We’re Hiring | Information Security Officer

Role Purpose

The Information Security Officer is responsible for ensuring compliance with information security policies during both mega sports events and non-event operations. The role focuses on identifying vulnerabilities, implementing security safeguards, managing incidents and risks, and promoting a strong information security culture across the organization.

Key Responsibilities

1. Information Security Governance & Compliance

• Plan, coordinate, and oversee all information security activities across the organization.
• Enforce and monitor compliance with IT Information Security policies, standards, and procedures.
• Develop, implement, and maintain information security policies and operating procedures.
• Conduct risk assessments covering people, processes, technology, and information assets.
• Ensure implementation of security controls as defined in risk treatment plans.
• Monitor compliance levels and assess effectiveness of security controls.
• Lead information security communications and awareness through governance committees.
• Supervise assurance-related activities, including audits, assessments, and penetration testing.
• Develop and maintain incident handling, reporting, and escalation procedures.
• Follow up, escalate, and report remediation of findings from security assessments and audits.
• Develop, implement, and maintain Disaster Recovery (DR) procedures aligned with BCP/IT contingency plans.
• Organize and conduct information security awareness and training programs.
• Coordinate and lead information security committee meetings.

2. Security Incident Management

• Establish and maintain formal security incident reporting and tracking procedures.
• Ensure incident response, escalation, and communication procedures are followed.
• Participate in or oversee investigation and resolution of security incidents and policy violations.
• Ensure timely notification and reporting of incidents as per policy.
• Document lessons learned and implement corrective and preventive actions.

3. Problem Management

• Analyze security incidents to identify underlying or recurring problems.
• Categorize and prioritize problems based on severity, impact, and frequency.
• Investigate root causes and define remediation strategies.
• Test and apply temporary workarounds where required.
• Maintain documentation of known errors and resolutions.

4. Risk Management

• Establish and manage a formal Information Security Risk Management Program.
• Conduct regular vulnerability assessments and risk evaluations.
• Define and implement mitigation strategies to address identified risks.

5. People Management & Succession Planning

• Provide guidance, coaching, and input into performance management and development plans for direct reports.
• Support team capability building and succession planning initiatives.

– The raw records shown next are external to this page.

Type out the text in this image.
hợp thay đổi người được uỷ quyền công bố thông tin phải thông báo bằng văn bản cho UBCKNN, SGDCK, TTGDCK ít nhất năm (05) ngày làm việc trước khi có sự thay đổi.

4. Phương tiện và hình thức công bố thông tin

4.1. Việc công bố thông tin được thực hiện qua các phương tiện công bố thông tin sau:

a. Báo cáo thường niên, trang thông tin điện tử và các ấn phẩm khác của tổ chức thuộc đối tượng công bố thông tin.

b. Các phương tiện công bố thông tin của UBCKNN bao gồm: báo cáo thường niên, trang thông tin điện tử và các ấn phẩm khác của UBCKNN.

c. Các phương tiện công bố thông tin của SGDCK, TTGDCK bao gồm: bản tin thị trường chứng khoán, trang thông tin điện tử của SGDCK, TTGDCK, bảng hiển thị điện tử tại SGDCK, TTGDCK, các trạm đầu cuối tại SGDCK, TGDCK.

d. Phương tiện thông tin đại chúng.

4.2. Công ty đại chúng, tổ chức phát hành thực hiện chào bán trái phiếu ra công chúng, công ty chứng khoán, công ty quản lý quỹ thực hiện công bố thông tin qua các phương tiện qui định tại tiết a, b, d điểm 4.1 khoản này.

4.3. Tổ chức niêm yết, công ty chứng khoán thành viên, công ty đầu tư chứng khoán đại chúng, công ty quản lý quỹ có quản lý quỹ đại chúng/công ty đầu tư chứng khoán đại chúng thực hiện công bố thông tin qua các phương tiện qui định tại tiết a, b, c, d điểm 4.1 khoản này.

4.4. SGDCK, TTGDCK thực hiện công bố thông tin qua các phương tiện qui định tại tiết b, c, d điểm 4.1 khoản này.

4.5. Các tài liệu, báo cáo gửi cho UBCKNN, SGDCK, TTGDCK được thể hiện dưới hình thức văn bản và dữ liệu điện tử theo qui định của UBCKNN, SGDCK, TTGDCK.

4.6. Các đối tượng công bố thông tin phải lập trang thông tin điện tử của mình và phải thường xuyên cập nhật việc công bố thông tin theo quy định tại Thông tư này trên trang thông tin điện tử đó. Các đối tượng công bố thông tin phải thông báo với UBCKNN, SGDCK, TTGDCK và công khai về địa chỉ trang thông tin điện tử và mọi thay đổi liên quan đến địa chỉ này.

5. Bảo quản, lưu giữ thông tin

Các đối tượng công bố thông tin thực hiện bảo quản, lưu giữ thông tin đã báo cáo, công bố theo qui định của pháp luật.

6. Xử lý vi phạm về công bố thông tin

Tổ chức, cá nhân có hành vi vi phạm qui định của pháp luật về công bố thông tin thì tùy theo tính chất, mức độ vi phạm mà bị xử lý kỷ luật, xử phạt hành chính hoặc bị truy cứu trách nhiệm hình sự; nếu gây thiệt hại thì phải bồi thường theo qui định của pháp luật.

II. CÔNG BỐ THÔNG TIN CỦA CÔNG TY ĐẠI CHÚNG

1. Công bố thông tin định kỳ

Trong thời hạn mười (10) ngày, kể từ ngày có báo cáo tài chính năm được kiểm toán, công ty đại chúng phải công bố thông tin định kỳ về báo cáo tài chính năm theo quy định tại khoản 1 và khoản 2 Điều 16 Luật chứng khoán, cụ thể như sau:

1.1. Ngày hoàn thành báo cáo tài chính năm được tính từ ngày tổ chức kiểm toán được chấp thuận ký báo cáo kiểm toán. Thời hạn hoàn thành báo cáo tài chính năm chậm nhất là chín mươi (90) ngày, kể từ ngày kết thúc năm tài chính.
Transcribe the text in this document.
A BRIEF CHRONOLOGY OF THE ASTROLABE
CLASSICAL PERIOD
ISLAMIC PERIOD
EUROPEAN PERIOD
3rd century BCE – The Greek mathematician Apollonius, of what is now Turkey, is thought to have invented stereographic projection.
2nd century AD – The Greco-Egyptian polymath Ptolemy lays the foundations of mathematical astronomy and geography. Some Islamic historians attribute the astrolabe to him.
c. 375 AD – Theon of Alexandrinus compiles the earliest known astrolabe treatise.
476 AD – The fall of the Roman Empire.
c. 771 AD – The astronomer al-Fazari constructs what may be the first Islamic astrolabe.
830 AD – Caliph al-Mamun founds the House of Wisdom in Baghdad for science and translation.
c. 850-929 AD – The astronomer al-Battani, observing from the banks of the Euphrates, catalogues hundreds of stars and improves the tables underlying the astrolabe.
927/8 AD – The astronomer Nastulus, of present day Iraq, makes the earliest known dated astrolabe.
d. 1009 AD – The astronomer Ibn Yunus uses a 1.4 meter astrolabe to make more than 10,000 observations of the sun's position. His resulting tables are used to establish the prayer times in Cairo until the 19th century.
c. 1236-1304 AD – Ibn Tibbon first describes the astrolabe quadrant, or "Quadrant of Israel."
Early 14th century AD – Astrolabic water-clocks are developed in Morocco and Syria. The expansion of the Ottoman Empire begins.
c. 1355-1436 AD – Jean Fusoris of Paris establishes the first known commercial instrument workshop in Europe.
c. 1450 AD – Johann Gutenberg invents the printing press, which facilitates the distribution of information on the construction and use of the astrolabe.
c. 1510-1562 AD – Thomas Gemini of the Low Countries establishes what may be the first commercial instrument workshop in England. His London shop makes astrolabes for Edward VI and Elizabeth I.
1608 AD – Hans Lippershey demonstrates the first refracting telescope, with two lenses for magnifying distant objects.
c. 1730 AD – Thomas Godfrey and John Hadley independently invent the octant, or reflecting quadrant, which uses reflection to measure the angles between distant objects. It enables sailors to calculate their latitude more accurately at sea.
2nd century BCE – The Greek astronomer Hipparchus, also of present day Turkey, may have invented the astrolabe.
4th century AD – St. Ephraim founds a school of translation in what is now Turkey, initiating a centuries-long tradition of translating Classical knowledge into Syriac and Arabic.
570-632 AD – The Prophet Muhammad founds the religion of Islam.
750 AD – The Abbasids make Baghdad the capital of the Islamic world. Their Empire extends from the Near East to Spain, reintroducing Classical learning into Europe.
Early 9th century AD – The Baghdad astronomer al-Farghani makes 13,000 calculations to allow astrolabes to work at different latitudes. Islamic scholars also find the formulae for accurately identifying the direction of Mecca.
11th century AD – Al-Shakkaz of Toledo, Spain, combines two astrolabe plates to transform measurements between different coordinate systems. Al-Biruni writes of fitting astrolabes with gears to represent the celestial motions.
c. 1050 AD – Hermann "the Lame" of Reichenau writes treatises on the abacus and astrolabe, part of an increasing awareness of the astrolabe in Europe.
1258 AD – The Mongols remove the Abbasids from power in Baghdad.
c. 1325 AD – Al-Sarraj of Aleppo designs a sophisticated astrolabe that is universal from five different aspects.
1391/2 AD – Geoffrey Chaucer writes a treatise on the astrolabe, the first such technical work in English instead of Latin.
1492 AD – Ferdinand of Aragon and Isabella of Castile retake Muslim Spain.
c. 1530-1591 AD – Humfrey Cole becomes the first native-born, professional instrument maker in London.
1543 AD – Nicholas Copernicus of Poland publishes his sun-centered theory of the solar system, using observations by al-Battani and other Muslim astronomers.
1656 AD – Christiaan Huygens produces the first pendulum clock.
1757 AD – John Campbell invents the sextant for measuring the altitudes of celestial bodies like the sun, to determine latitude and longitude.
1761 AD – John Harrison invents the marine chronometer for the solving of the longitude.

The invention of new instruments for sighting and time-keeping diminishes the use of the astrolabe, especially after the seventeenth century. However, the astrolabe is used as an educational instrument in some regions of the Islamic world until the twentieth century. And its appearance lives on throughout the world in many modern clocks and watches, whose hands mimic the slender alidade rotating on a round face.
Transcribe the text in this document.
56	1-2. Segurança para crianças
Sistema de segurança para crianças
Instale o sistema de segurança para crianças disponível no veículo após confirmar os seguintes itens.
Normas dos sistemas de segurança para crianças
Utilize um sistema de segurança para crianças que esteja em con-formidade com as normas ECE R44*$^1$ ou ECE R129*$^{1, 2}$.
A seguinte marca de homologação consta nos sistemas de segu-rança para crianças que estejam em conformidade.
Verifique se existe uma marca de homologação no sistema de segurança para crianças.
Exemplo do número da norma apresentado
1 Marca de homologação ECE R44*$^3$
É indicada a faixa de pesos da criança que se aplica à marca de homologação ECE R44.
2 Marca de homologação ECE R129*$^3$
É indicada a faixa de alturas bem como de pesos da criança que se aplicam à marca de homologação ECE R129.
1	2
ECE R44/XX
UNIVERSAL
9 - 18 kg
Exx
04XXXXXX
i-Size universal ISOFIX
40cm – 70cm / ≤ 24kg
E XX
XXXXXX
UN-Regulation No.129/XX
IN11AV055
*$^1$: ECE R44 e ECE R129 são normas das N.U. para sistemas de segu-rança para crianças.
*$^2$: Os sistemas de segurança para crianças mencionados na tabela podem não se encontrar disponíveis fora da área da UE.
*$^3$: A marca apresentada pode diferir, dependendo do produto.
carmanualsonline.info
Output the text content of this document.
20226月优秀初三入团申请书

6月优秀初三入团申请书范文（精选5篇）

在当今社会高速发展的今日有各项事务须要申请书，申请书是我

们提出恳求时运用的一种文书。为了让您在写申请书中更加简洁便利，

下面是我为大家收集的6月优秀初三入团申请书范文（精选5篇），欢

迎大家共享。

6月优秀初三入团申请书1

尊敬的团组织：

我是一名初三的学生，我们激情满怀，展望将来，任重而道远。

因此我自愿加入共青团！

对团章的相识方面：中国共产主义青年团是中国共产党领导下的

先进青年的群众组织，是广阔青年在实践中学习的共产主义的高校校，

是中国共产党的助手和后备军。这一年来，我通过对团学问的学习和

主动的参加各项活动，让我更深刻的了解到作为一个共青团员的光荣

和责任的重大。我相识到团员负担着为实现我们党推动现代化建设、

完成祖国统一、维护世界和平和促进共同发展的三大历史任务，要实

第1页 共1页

6. Information Security Implementation & Operations

• Lead development and documentation of security operating procedures.
• Oversee protection against malicious code and cyber threats.
• Ensure effectiveness of backup, recovery, and availability controls.
• Manage network security and protection of infrastructure.
• Ensure secure handling of information media and assets.
• Define secure processes for information exchange with internal and external entities.
• Develop and enforce policies for electronic messaging and online services security.
• Monitor adherence to operational security procedures.
• Ensure internal compliance with security controls and record protection.
• Ensure compliance with applicable external laws, regulations, and statutory requirements.

Qualifications & Experience

Required Experience

• 8–10 years of experience in Systems, Network, and IT Security.
• 5–6 years of hands-on experience in Information Security roles.
• Strong leadership and management capabilities.

Education & Certifications

• Bachelor’s degree in Computer Science, Electronics & Communication, or a related engineering discipline.
• Professional Information Security certifications from recognized bodies such as ISACA, ISC2, or equivalent.